As anticipated, President Donald Trump recently used his executive authority to reverse measures implemented as part of the Affordable Care Act that mandate coverage of contraception in most insurance plans, broadening the ability of entities to claim exemption from the requirements based on the religious beliefs of employers providing coverage.
After a long history of public debate about women’s access to contraception, a University of Texas/Texas Tribune Poll conducted just last year found the right to use contraception essentially a settled issue. Now the Trump administration’s high-profile action in the name of religious liberty has introduced conflict into an area where before there had been consensus.
The Trump administration did not give birth to the conflict at the intersection of contraception, religion and health care. Objections by religious groups had already led to modifications during the Obama administration, but the Trump administration’s action does represent a pointed effort to disrupt a clear consensus on the issue. Texas is a good case in point.
The magnitude and breadth of support for the idea that women should have access to contraception remains one of the most one-sided results in the decade of Texas polling we’ve compiled at the Texas Politics Project — and in a state known for containing a wellspring of socially conservative views.
In the November 2015 poll, we asked Texans, “Do you think that women who want to avoid becoming pregnant should have access to birth control?” Eighty-seven percent of Texas voters said yes; only 5 percent said no. Even looked at through the lenses of political parties and ideology, support was nearly universal: 84 percent of Republicans supported access, along with (less surprisingly) 92 percent of Democrats.
This widespread acceptance of a woman’s right to use contraception notwithstanding, expect lots of public support for the Trump administration’s policy rollback from Republicans and conservatives in Texas. Why? Because the change introduces competing priorities among conservatives that qualifies otherwise overwhelming support.
The announced policy change is activating attitudes on religious persecution through the policy angle of so-called conscience exemptions based on religious beliefs, and, to a lesser extent, attitudes toward the Affordable Care Act and former President Barack Obama.
The evaluations of Trump’s policy change that will ultimately emerge will in turn reflect the partisan divides we’ve come to expect on social issues, even if they aren’t evident in responses to the issue of contraception in isolation.

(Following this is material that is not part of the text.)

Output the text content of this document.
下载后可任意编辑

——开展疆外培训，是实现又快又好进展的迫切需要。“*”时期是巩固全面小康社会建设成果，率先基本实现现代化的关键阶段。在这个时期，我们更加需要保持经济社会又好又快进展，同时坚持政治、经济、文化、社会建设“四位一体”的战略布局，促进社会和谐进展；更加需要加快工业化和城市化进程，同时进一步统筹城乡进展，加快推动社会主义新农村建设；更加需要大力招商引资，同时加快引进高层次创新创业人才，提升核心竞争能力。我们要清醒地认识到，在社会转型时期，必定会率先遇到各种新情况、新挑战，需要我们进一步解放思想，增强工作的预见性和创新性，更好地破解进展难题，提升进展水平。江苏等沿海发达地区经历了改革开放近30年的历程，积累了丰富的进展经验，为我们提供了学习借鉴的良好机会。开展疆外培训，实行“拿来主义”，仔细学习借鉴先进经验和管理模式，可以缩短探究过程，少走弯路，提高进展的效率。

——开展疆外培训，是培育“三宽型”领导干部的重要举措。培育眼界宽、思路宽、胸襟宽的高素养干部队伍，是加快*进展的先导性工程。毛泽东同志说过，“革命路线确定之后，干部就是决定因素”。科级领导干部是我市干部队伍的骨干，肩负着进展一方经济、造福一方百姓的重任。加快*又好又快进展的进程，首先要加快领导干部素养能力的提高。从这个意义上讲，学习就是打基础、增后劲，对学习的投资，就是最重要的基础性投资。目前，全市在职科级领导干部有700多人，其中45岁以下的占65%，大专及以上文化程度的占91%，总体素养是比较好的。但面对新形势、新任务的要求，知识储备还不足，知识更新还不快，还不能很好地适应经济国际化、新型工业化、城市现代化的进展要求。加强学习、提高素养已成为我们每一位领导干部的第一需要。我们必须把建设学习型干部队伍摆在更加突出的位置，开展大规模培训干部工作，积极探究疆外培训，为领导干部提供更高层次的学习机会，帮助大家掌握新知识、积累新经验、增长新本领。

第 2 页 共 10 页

Placing access to contraception in the context of religious discrimination predictably moves conservative attitudes in a direction likely to produce support for Trump and his policy change — or, at least, to stifle objections. In a set of questions in the November 2016 University of Texas/Texas Tribune Poll that probed Texans’ perceptions of which social groups experience discrimination, we found that a plurality of Republicans, 40 percent, cited Christians as the group facing, as the question put it, “the MOST discrimination in the United States today.”

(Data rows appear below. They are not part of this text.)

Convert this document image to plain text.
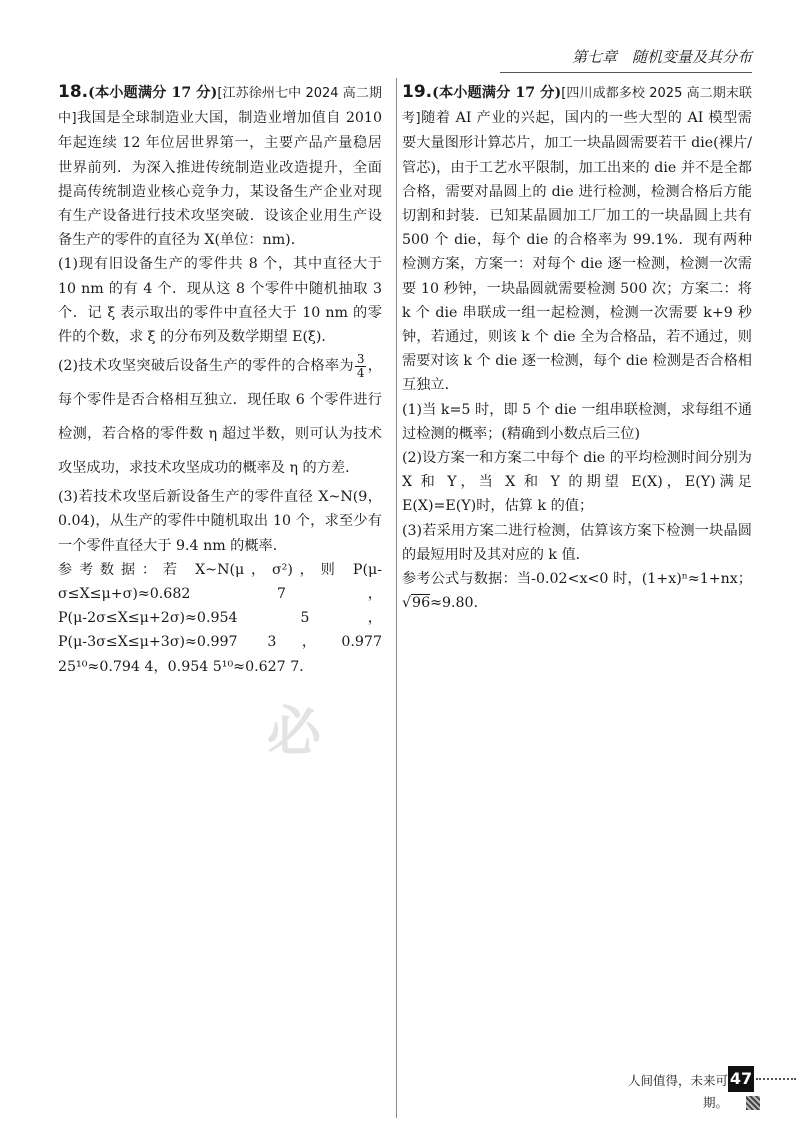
第七章　随机变量及其分布

18.(本小题满分 17 分)[江苏徐州七中 2024 高二期中]我国是全球制造业大国，制造业增加值自 2010 年起连续 12 年位居世界第一，主要产品产量稳居世界前列．为深入推进传统制造业改造提升，全面提高传统制造业核心竞争力，某设备生产企业对现有生产设备进行技术攻坚突破．设该企业用生产设备生产的零件的直径为 X(单位：nm)．

(1)现有旧设备生产的零件共 8 个，其中直径大于 10 nm 的有 4 个．现从这 8 个零件中随机抽取 3 个．记 ξ 表示取出的零件中直径大于 10 nm 的零件的个数，求 ξ 的分布列及数学期望 E(ξ)．

(2)技术攻坚突破后设备生产的零件的合格率为 $\frac{3}{4}$ ，每个零件是否合格相互独立．现任取 6 个零件进行检测，若合格的零件数 η 超过半数，则可认为技术攻坚成功，求技术攻坚成功的概率及 η 的方差．

(3)若技术攻坚后新设备生产的零件直径 X~N(9，0.04)，从生产的零件中随机取出 10 个，求至少有一个零件直径大于 9.4 nm 的概率．

参考数据：若 X~N(μ，σ²)，则 P(μ-σ≤X≤μ+σ)≈0.682 7，P(μ-2σ≤X≤μ+2σ)≈0.954 5，P(μ-3σ≤X≤μ+3σ)≈0.997 3，0.977 25¹⁰≈0.794 4，0.954 5¹⁰≈0.627 7．

19.(本小题满分 17 分)[四川成都多校 2025 高二期末联考]随着 AI 产业的兴起，国内的一些大型的 AI 模型需要大量图形计算芯片，加工一块晶圆需要若干 die(裸片/管芯)，由于工艺水平限制，加工出来的 die 并不是全都合格，需要对晶圆上的 die 进行检测，检测合格后方能切割和封装．已知某晶圆加工厂加工的一块晶圆上共有 500 个 die，每个 die 的合格率为 99.1%．现有两种检测方案，方案一：对每个 die 逐一检测，检测一次需要 10 秒钟，一块晶圆就需要检测 500 次；方案二：将 k 个 die 串联成一组一起检测，检测一次需要 k+9 秒钟，若通过，则该 k 个 die 全为合格品，若不通过，则需要对该 k 个 die 逐一检测，每个 die 检测是否合格相互独立．

(1)当 k=5 时，即 5 个 die 一组串联检测，求每组不通过检测的概率；(精确到小数点后三位)

(2)设方案一和方案二中每个 die 的平均检测时间分别为 X 和 Y，当 X 和 Y 的期望 E(X)，E(Y)满足 E(X)=E(Y)时，估算 k 的值；

(3)若采用方案二进行检测，估算该方案下检测一块晶圆的最短用时及其对应的 k 值．

参考公式与数据：当-0.02<x<0 时，(1+x)ⁿ≈1+nx；√96≈9.80．

必
人间值得，未来可期。
47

By comparison, only 2 percent of Republicans chose women. Interestingly, only 4 percent of Democrats chose women, the same as chose Christians.
To the extent that one might argue that denying women coverage for contraception constitutes gender discrimination, in June 2017 polling, Republican identifiers were divided on the question of permitting discrimination based on a sincerely held religious belief — with 45 percent saying that this was OK and 34 percent saying that it was not.
But while opinions among Republicans were divided, a majority who had an opinion agreed that “a sincerely held religious belief is a legitimate reason to exempt someone from laws designed to prevent discrimination.”
So while there really is no public debate to be had about whether women should have access to contraceptives, by promoting the rollback of part of an unpopular law in the context of perceptions of religious discrimination, the Trump administration hit a political sweet spot with its base here in Texas.
In doing so, they illustrated how the political incentives to activate underlying divisions in public attitudes — from a White House in which no impulse to activate divisions goes unheeded — can work to counter even the broadest consensus.
Jim Henson is the director of the Texas Politics Project at The University of Texas at Austin. Joshua Blank is manager of polling and research of the Texas Politics Project at The University of Texas at Austin.